Marie reminded me again that I need to really raise the bar on Faeryn. The reason she is pulling my arms out of their sockets is that she is not carrying enough weight behind, and also just plain not carrying herself. So we did many transitions, and also a lot of work in renvers because she also is not using her right hind as much as her left hind. So we did a lot if work in renvers at trot and canter. That also turned out to be the ‘fix’ for the slight head tilt she’s had for probably a year now. It would come and go, but never completely went away. We also started working on  half steps and Marie said I need to keep her shorter in the frame, more rocked back on her haunches and ask her to take quicker – but not faster – steps. Faeryn was definitely not happy to be told that ‘the jig is up’ and she is going to have to work harder from now on, and threw some ‘mini tantrums’ to show her displeasure. When I would give ‘the mother of all half halts’ to get her back to her haunches, she would just shake her head – but then she would respond to the half halt. At one point during the lesson she was in such terrific self-carriage that I could just give the reins – she was so light. So, I have my homework. I need to ride Faeryn like I ride Fling.

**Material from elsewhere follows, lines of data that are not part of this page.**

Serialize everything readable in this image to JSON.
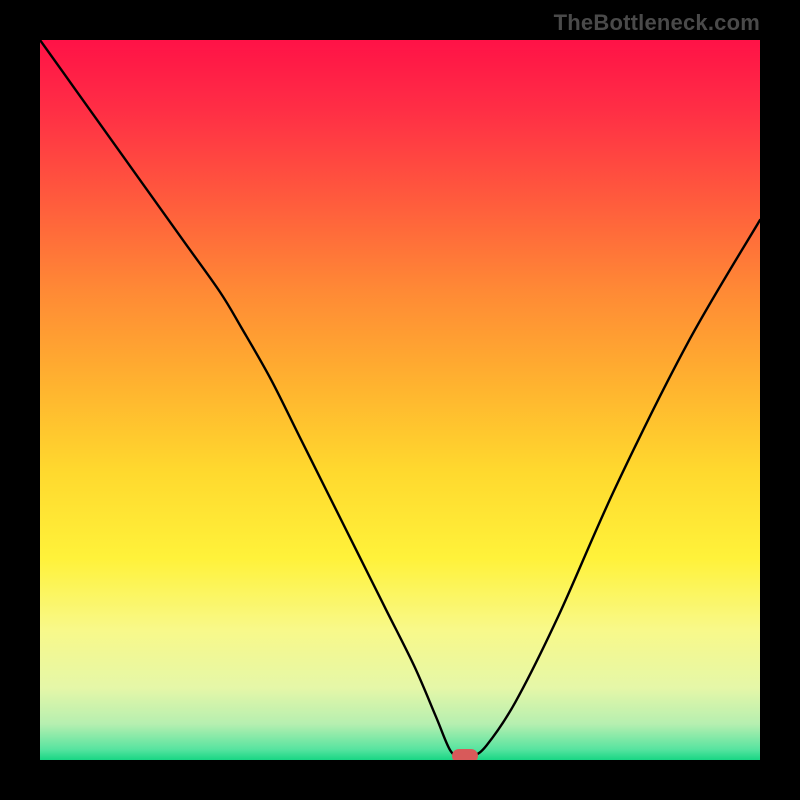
{
  "watermark": "TheBottleneck.com",
  "chart_data": {
    "type": "line",
    "title": "",
    "xlabel": "",
    "ylabel": "",
    "xlim": [
      0,
      100
    ],
    "ylim": [
      0,
      100
    ],
    "x": [
      0,
      5,
      10,
      15,
      20,
      25,
      28,
      32,
      36,
      40,
      44,
      48,
      52,
      55,
      57,
      58.5,
      60,
      62,
      66,
      72,
      80,
      90,
      100
    ],
    "values": [
      100,
      93,
      86,
      79,
      72,
      65,
      60,
      53,
      45,
      37,
      29,
      21,
      13,
      6,
      1.3,
      0.5,
      0.5,
      2,
      8,
      20,
      38,
      58,
      75
    ],
    "minimum_marker": {
      "x": 59,
      "y": 0.5,
      "color": "#d85a5a"
    },
    "gradient_stops": [
      {
        "pos": 0.0,
        "color": "#ff1247"
      },
      {
        "pos": 0.1,
        "color": "#ff2f45"
      },
      {
        "pos": 0.22,
        "color": "#ff5a3d"
      },
      {
        "pos": 0.35,
        "color": "#ff8a35"
      },
      {
        "pos": 0.48,
        "color": "#ffb32f"
      },
      {
        "pos": 0.6,
        "color": "#ffd92e"
      },
      {
        "pos": 0.72,
        "color": "#fff23a"
      },
      {
        "pos": 0.82,
        "color": "#f8f98a"
      },
      {
        "pos": 0.9,
        "color": "#e5f7a8"
      },
      {
        "pos": 0.95,
        "color": "#b6efb0"
      },
      {
        "pos": 0.985,
        "color": "#58e4a0"
      },
      {
        "pos": 1.0,
        "color": "#18d684"
      }
    ],
    "curve_stroke": "#000000",
    "curve_width": 2.4
  }
}
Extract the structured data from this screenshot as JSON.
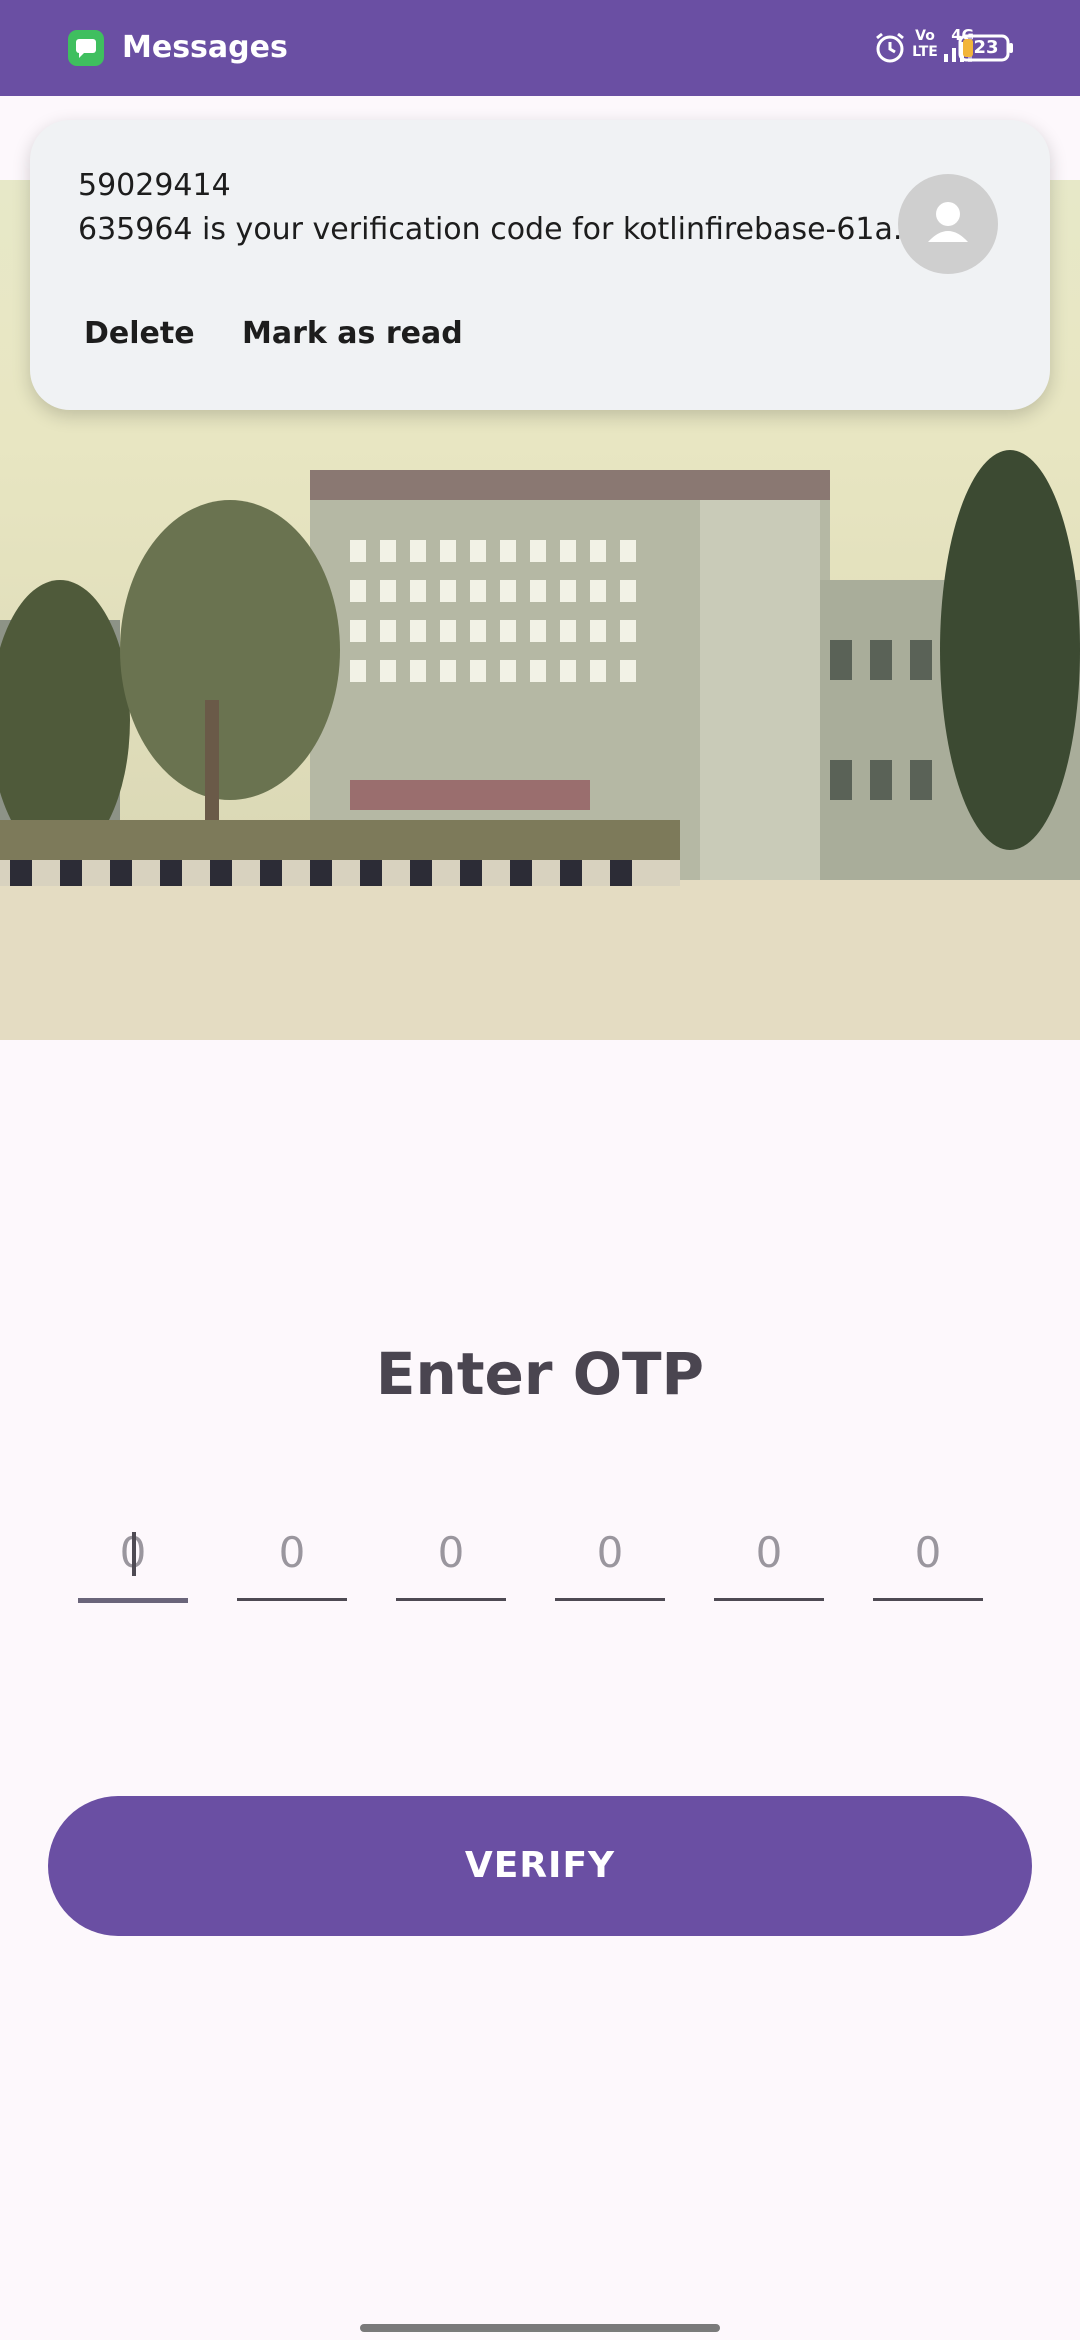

Faeryn impersonates an anchor

It was very windy today and that is not the best time to ride Faeryn as she hates the wind and does at least one fairly impressive bolt – but predictably whenever I turn her with her rear end to the wind. Today she was pulling my arms out. I do not know if the wind had anything to do with it or if she was just feeling lazy but it took me half the ride to convince her to listen to me and quit leaning on my hands AND ignoring my half halts. I had to deliver many “Come to Jesus” half halts just to get her attention. And repeated, through clenched teeth,  “Carry your own %$#@ self!” many, many times. It took awhile but it got better, and actually ended with some very nice canter. Still working on the slight head tilt she has, only going to the left, and only at the canter. I was telling Debbie Bowman about it last weekend, since I did not actually ride Faeryn in the clinic, and she said it probably would need to be fixed at the trot, even though it showed it self during the canter.

Fling was good. I ran through parts of the Fourth 1 test. I am taking her to a nearby schooling show tomorrow to ride through the test. Still trying to pick a place and a date for her Fourth level recognized show debut.